Shaun Wiley joins Zenefits after having served as CFO at Torrent Technologies and CoreHR between 2013 and 2017. Before that, he served as divisional comptroller at Microsoft in Redmond, according to his LinkedIn profile.

Changing of the guard

Zenefits founder and former CEO Parker Conrad resigned in early 2016 over various insurance brokerage controversies, with COO David Sacks temporarily taking over. In February this year, Zenefits appointed former Ooyala CEO Jay Fulcher to head up the company, and that same month existing CFO Mark Woolway stepped down.
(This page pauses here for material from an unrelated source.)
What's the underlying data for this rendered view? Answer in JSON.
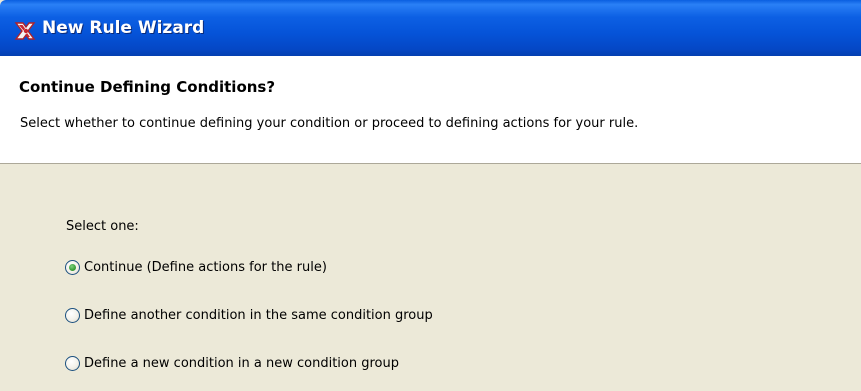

Zenefits recently announced that it was changing course after falling afoul of regulators over unlicensed insurance sales. The company revealed that it would exit the insurance brokerage business altogether, instead providing the software for brokers to use. A few weeks back, Zenefits and Conrad were fined nearly $1 million for misleading investors over the company’s supposed compliance with state insurance regulations.

Suffice it to say, Zenefits has gone through a rough patch and is eager to put recent events behind it as quickly as possible. The company has made a number of fresh appointments of late, including a new chief operating officer (COO), chief marketing officer (CMO), chief people officer (CPO), SVP of engineering, and SVP of product.
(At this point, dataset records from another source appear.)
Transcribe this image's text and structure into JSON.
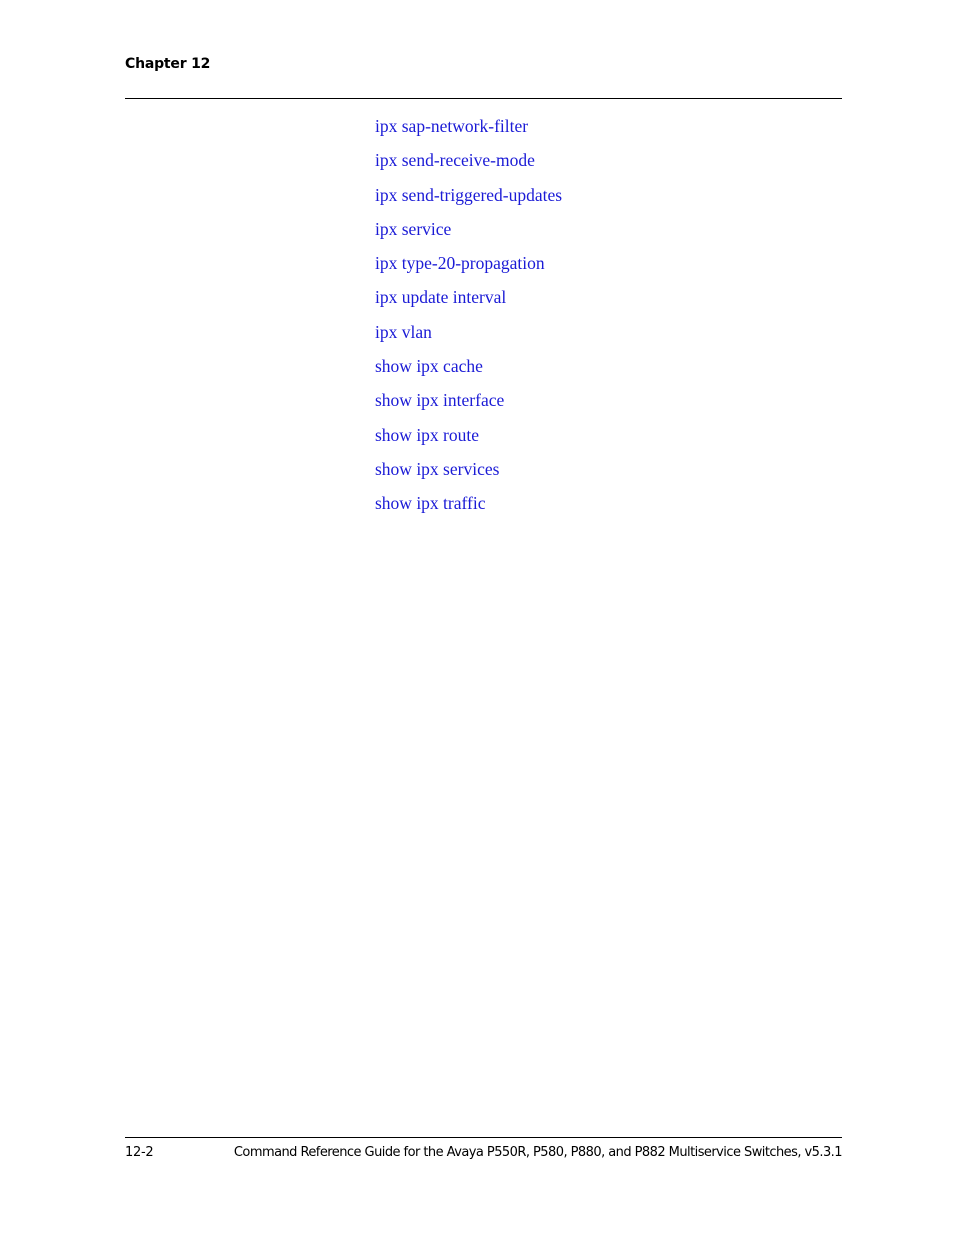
{
  "header": {
    "chapter": "Chapter 12"
  },
  "links": [
    {
      "label": "ipx sap-network-filter"
    },
    {
      "label": "ipx send-receive-mode"
    },
    {
      "label": "ipx send-triggered-updates"
    },
    {
      "label": "ipx service"
    },
    {
      "label": "ipx type-20-propagation"
    },
    {
      "label": "ipx update interval"
    },
    {
      "label": "ipx vlan"
    },
    {
      "label": "show ipx cache"
    },
    {
      "label": "show ipx interface"
    },
    {
      "label": "show ipx route"
    },
    {
      "label": "show ipx services"
    },
    {
      "label": "show ipx traffic"
    }
  ],
  "footer": {
    "page_number": "12-2",
    "doc_title": "Command Reference Guide for the Avaya P550R, P580, P880, and P882 Multiservice Switches, v5.3.1"
  },
  "colors": {
    "link": "#1b1bd6",
    "text": "#000000"
  }
}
Moving forward, Wiley will be charged with leading Zenefits’ financial strategy and helping to “scale the company,” according to a statement.

“Shaun’s experience in HR and insurance, combined with his experience leading corporate long-term planning at Microsoft, make him uniquely qualified for this role,” said Fulcher. “He will play a critical part in helping us manage Zenefits’ expanding market position, enhancing our execution and scaling the company to meet demand.”

After raising more than $500 million in investors’ cash, Zenefits will also need to focus on some form of exit plan in the coming years, though at present an IPO seems a long way off.